RRF LAUNCHES AN EMERGENCY APPEAL TO COMBAT MILITANT ELEPHANT POACHING IN DRC
November 2011
As poaching in the Democratic Republic of Congo (DRC) escalates, the Rapid Response Facility launched a public appeal to support ranger teams.
The RRF launched an emergency appeal for funds in October 2014 to tackle an upswing in poaching activity in Garamba National Park in DRC – a World Heritage Site that has been listed as ‘in danger’ by UNESCO.
Unprecedented attacks on Garamba’s elephants.
World Heritage Sites are those that have been identified as important to humanity and thus, ‘no go’ areas for exploitation. As well as being a highly important site in its own right, Garamba is home to an extremely important population of elephants whose genetic make-up is unlike that found anywhere else on earth.
Unfortunately, however, Garamba National Park, is at the centre of a very unstable region – caught between guerrilla gangs to the south and west, and civil war to the north and east. To make matters worse the high price of ivory makes it an extremely lucrative source of income for rogue militias, who exploit the ivory trade to support their ongoing activities.
In June 2014, FFI reported an unprecedented and disturbing poaching incident in which an entire herd of nine elephants (including calves) was shot and killed from a helicopter. Since then, another hundred elephants have been killed, making a major dent in this unique population.
Like the first incident, these subsequent attacks have targeted not just adult elephants with tusks, but also their young, whose genitals and brains had been removed. In the past, calves have generally been ignored by poachers as they offer no commercial value, so this little-understood and new aspect to the poaching crisis in Garamba makes it even more concerning.
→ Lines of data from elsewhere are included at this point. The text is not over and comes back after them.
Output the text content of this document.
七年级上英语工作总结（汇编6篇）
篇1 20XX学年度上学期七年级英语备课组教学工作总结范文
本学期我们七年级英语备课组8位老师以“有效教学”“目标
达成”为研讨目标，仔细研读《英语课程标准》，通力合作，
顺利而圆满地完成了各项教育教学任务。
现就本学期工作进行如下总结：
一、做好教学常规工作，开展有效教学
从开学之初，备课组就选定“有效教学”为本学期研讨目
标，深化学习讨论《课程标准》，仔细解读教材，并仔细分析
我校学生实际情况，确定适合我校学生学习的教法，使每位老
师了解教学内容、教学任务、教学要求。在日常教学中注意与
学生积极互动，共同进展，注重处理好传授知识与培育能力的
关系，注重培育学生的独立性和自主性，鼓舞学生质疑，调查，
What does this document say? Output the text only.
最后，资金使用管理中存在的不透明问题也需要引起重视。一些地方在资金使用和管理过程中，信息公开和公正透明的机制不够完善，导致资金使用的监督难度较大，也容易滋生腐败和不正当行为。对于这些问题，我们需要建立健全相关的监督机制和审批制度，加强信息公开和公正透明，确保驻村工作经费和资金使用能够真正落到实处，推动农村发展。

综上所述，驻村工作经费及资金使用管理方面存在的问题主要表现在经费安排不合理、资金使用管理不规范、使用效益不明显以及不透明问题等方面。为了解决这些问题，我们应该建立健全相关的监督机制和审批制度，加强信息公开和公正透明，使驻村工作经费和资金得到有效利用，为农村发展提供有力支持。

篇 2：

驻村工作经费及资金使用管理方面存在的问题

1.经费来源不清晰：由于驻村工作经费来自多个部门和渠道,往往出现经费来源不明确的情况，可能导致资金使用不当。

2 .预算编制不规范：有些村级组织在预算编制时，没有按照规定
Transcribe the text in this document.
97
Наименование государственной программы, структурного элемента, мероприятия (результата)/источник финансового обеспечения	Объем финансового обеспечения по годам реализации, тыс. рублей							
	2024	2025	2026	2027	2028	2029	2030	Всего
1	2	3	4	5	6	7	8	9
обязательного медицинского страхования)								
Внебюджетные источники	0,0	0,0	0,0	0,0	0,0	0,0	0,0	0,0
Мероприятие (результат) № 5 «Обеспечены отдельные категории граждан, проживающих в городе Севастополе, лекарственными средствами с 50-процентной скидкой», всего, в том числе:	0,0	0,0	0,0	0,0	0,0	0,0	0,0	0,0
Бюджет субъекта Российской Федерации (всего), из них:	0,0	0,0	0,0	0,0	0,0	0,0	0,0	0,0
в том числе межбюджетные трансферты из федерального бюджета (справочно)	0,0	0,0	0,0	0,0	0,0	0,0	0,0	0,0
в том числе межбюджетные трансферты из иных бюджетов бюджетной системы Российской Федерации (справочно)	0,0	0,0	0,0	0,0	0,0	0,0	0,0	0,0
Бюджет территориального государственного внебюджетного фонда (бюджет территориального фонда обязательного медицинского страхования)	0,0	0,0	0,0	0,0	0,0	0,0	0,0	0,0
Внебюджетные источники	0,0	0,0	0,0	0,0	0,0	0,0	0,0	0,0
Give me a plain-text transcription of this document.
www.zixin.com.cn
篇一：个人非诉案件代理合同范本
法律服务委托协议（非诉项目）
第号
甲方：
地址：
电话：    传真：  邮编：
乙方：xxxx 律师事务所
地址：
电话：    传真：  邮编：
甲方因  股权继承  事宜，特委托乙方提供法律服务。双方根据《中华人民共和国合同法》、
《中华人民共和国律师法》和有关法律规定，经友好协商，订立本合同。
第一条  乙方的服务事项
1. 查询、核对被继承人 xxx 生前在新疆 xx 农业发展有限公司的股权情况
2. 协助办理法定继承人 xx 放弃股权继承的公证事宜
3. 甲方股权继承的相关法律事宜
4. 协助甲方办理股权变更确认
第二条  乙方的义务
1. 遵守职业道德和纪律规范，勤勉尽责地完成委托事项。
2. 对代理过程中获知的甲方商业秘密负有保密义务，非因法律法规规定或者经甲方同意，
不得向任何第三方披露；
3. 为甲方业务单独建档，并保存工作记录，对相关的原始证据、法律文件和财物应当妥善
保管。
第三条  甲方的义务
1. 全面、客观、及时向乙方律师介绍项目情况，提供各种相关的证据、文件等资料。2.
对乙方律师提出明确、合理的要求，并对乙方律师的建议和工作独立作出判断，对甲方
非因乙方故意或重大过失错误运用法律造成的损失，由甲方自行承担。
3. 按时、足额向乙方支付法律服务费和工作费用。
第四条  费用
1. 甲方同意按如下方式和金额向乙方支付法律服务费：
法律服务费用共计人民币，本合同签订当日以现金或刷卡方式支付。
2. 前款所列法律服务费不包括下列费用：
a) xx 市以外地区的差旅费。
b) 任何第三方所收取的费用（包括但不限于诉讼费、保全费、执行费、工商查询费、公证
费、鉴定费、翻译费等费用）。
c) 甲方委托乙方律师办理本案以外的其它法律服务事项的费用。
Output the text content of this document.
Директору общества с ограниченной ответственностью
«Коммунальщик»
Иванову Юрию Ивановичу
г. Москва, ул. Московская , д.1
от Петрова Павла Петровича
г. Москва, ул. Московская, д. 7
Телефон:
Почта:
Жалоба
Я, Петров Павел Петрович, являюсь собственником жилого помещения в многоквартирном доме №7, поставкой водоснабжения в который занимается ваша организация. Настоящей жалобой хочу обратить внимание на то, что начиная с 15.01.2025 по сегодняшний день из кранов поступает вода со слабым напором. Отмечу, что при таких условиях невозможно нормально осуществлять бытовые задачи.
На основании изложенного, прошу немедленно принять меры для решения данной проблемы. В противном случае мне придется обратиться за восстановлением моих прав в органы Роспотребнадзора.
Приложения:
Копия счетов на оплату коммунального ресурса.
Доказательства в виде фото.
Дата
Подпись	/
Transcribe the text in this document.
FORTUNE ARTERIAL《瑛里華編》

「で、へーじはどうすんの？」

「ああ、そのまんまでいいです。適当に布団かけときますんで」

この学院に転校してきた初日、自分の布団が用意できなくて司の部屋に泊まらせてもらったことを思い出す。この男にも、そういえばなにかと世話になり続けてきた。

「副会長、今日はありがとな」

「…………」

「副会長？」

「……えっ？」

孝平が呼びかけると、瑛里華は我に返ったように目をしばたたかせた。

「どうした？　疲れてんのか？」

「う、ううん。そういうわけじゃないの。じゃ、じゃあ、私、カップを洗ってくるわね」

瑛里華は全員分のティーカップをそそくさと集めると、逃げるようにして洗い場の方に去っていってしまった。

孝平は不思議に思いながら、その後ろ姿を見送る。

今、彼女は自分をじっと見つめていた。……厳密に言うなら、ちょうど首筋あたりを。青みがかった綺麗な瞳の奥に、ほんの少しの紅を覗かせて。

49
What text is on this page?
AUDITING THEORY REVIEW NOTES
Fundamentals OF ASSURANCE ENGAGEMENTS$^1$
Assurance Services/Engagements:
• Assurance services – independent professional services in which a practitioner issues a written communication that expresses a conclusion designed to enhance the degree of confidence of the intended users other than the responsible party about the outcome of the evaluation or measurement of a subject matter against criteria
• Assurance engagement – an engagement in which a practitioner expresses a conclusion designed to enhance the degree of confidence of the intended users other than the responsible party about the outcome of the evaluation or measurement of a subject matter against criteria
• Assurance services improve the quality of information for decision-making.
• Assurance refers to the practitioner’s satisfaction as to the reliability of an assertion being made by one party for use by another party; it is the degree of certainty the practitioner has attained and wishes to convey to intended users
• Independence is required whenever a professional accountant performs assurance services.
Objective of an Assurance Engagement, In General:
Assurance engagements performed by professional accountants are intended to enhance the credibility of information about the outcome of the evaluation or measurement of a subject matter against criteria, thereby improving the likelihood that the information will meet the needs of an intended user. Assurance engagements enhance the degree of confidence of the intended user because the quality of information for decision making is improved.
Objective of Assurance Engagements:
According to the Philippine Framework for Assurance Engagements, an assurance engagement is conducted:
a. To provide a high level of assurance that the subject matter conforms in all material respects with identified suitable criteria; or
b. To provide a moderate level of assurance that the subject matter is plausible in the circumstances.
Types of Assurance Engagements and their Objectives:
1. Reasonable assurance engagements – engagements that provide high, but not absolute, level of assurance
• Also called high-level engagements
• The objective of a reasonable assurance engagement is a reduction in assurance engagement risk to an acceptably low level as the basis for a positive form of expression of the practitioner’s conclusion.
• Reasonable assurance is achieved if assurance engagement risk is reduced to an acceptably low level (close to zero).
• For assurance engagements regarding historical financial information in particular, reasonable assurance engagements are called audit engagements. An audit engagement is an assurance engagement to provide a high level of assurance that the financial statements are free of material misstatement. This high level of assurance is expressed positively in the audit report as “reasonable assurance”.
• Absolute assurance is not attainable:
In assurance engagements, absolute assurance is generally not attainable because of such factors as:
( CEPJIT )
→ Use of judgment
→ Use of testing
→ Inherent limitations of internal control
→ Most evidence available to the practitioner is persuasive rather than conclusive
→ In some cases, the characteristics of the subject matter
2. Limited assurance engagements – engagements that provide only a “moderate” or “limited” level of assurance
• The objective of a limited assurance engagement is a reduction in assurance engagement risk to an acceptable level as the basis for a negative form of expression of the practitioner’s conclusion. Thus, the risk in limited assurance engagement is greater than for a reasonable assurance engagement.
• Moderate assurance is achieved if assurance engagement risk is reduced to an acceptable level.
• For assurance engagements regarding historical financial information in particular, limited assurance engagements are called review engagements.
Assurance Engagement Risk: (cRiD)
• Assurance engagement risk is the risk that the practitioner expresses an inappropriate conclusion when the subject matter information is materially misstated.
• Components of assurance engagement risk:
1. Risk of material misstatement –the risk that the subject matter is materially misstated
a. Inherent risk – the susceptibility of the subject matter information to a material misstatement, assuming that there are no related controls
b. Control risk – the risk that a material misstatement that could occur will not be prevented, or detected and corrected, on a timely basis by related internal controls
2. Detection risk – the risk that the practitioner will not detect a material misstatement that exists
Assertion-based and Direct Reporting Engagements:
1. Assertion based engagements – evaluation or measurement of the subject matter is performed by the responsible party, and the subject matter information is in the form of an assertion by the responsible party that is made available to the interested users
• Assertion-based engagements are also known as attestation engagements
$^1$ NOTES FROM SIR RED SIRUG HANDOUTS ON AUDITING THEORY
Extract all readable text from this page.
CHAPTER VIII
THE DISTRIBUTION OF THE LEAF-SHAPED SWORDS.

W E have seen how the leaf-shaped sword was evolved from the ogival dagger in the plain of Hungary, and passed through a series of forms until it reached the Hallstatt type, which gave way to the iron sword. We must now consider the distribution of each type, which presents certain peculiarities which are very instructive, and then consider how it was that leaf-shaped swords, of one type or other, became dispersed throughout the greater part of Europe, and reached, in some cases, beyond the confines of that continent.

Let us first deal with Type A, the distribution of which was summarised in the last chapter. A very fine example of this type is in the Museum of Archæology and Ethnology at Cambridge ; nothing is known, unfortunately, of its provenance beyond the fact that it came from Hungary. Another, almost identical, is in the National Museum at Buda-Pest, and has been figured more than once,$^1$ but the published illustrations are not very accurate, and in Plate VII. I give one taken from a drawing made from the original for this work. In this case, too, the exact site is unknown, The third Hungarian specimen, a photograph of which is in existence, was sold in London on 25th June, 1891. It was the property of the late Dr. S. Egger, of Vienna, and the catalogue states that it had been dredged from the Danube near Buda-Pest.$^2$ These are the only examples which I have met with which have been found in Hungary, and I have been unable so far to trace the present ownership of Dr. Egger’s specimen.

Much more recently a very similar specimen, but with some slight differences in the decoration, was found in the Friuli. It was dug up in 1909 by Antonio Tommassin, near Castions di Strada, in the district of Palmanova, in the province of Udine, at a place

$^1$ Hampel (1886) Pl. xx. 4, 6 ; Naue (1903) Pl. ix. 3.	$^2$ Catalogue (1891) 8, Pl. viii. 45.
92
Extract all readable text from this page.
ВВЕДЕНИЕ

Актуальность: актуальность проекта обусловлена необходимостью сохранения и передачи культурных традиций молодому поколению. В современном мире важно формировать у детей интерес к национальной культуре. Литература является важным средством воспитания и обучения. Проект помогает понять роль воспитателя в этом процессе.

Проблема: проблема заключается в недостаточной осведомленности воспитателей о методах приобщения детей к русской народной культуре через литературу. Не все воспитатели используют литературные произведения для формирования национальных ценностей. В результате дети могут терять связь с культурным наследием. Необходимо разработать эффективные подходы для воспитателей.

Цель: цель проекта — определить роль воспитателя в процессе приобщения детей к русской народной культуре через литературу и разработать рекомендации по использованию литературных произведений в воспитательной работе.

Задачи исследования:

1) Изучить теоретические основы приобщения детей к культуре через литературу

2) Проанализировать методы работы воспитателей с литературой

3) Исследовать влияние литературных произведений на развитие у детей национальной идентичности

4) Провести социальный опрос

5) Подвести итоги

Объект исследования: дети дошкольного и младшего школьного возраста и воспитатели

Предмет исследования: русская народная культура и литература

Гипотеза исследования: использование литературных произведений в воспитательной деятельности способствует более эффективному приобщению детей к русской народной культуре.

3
The RRF team has been working with previous RRF grantees Institut Congolais pour la Conservation de la Nature (ICCN) and the African Parks Network (APN) to tackle this worrying situation and supporting ranger teams through an emergency grant given in May. However more funding was urgently required to give Garamba’s dedicated rangers the vital resources they needed to protect the park’s elephants from highly-organised, militarised poaching
The herds in Garamba are irreplaceable, and urgent action was needed. The RRF strives to ensure that a short term conflict isn’t responsible for the loss of these magnificent and unique creatures forever.